Écoutant la déclaration de Mme Marie-Claude Najm, ministre de la Justice, à propos de la descente intempestive de Mme le Procureur Général du Mont-Liban, Ghada Aoun, dans les bureaux de la société Mkattaf, je me suis rappelé ce que disait Wittgenstein : « Ce qui ne peut être dit, doit être tu ».
L’intention ici n’est pas de défendre la société Mkattaf face au Parquet. Que tous les corrompus et les corrupteurs reçoivent leur châtiment. Cependant, il aurait mieux valu que le Professeur de droit, Marie-Claude Najm, s’abstienne de donner l’impression de réduire l’affaire Ghada Aoun à un contentieux entre cette dernière et son supérieur hiérarchique Ghassan Oueidate, Procureur Général de la Cour de Cassation. En tant que ministre de la justice, elle se doit de veiller à la cohésion du corps rigoureusement hiérarchisé que constitue le Parquet et ses magistrats dits « debout ». C’est pourquoi, il aurait été plus judicieux qu’elle ne laisse pas croire ne pas être concernée par une telle crise au sein de l’institution du Parquet que préside le magistrat Oueidate.
Si, pour une raison de force majeure, la ministre n’est pas en mesure de veiller à la cohésion interne de la magistrature, il aurait été préférable qu’elle s’abstienne de toute déclaration tout en déployant tous les efforts possibles, mais discrets, afin d’éviter que la Justice ne soit instrumentalisée au service du crime.
Ici, le vocable « crime » renvoie au non-respect de l’indépendance du pouvoir judiciaire tant par le pouvoir exécutif lui-même que par les forces politiques qui ont fait main basse sur l’État et les ressources du pays grâce à la collusion d’une milice armée qui protège un réseau du crime organisé au sein de l’establishment politique. Ce que nous avons vu et entendu, dans l’affaire en question, ne peut se résumer à une bagarre entre deux élèves récalcitrants, Ghada et Ghassan. La ministre de la Justice, éminent professeur de droit, aurait dû protéger sa propre image de marque ainsi que celle de cette justice qui est l’objet même de son enseignement académique de qualité.
Aujourd’hui, l’État de droit n’est plus au Liban. Il a été assassiné par ceux qui ont la charge de veiller sur le respect de la Loi. La situation est plus que grave. Elle est désespérée. Chaque citoyen est en danger. Ses droits fondamentaux risquent, à tout moment, d’être violés par la magistrature elle-même, emportée par la crise de manie furieuse du populisme vulgaire et plébéien. « Berytus Nutrix Legum », cette « Beyrouth-Nourricière-des-Lois » est aujourd’hui réduite à être une copie fanée de la contre-justice, une justice hors-la-loi à l’image de celle pratiquée en Chine sous la dictature de la « bande des quatre ». L’histoire n’a pas oublié l’épopée de l’impératrice rouge, Jian Qing épouse de Mao Zedong à laquelle Madame le Procureur Ghada Aoun n’a pas grand-chose à envier.

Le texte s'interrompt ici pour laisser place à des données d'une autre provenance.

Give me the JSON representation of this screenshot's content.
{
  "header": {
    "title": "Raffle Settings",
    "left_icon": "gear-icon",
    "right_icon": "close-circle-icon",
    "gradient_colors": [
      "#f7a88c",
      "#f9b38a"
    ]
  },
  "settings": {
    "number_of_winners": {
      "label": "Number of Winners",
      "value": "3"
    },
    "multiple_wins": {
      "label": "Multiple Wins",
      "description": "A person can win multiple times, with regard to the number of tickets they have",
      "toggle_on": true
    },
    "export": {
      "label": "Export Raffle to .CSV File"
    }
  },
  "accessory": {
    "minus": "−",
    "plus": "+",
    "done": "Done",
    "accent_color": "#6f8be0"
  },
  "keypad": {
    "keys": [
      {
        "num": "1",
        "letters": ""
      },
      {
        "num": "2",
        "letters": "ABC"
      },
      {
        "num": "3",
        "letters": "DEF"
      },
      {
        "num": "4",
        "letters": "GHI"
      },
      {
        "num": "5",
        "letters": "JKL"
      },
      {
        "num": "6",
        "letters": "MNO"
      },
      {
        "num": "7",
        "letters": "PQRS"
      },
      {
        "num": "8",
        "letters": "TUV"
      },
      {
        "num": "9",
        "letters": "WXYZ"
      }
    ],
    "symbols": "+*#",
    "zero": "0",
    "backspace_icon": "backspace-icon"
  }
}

Un tel scandale de procédure pourra-t-il entraîner un sursaut salutaire qui permettra l’émergence d’un leadership capable de faire le grand ménage ? Il est clair aujourd’hui que toutes les voies constitutionnelles sont bloquées. Former un gouvernement de mission est utopique. Saad Hariri, le premier ministre désigné, n’est pas l’homme de la situation ; de même que Michel Aoun, le président en exercice, devrait quitter ses fonctions sans plus tarder comme en 1990, ainsi que Nabih Berry. La guerre entre ces leaders a déjà coûté trop cher et profite uniquement au Hezbollah qui se frotte les mains en voyant ses « obligés » se crêper le chignon. Cela lui permet de poursuivre tranquillement ses activités criminelles.

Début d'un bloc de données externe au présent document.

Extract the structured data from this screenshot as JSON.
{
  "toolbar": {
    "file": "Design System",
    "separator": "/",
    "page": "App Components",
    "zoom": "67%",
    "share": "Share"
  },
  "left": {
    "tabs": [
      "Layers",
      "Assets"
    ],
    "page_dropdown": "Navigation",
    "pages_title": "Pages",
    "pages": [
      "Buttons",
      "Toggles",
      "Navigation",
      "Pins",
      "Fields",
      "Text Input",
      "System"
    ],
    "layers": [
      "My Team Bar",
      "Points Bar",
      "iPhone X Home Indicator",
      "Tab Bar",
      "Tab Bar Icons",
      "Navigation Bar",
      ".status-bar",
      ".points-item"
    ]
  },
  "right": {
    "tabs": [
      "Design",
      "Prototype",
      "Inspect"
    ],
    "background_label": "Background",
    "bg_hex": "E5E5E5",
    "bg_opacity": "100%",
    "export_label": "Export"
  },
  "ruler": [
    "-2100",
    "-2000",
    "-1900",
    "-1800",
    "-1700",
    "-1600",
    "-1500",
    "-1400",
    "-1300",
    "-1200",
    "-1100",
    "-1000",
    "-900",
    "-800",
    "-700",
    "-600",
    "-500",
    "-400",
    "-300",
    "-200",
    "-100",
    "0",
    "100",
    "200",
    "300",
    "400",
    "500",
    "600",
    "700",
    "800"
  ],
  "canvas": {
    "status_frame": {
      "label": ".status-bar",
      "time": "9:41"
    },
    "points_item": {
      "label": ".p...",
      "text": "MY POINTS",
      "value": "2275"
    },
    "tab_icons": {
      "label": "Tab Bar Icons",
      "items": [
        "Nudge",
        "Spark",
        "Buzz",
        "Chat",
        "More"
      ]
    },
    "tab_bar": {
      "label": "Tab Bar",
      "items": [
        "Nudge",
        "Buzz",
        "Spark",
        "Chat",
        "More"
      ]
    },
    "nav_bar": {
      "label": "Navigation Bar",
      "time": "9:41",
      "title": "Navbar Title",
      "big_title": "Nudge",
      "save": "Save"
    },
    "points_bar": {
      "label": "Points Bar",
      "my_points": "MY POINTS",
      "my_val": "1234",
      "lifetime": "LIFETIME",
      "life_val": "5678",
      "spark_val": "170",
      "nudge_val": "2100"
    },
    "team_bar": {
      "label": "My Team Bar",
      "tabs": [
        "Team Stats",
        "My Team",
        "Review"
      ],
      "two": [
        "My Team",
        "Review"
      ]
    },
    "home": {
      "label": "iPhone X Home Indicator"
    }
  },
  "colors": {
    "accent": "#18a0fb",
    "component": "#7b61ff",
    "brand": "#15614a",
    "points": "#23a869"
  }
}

Une phase de transition est indispensable. Le Liban a besoin d’une période de convalescence, loin de toute lutte politicienne, afin de nettoyer toute la crasse accumulée. Un pouvoir temporaire restreint devrait être mis en place sous une ombrelle internationale. Une fois le grand ménage terminé, on peut songer à reprendre une vie publique normale. La phase de transition doit pouvoir consolider l’autonomie souveraine du territoire national, grâce aux résolutions de l’ONU (1559-1680-1701), ainsi que de réformer les institutions, d’implanter une vraie justice indépendante et surtout de mettre fin au féodalisme tribal et barbare de la vie politique.
En attendant d’entreprendre un tel ménage, le calvaire de la population libanaise se poursuivra. Nos enfants et petits enfants auront largement le temps de nous maudire, s’il reste encore un Liban.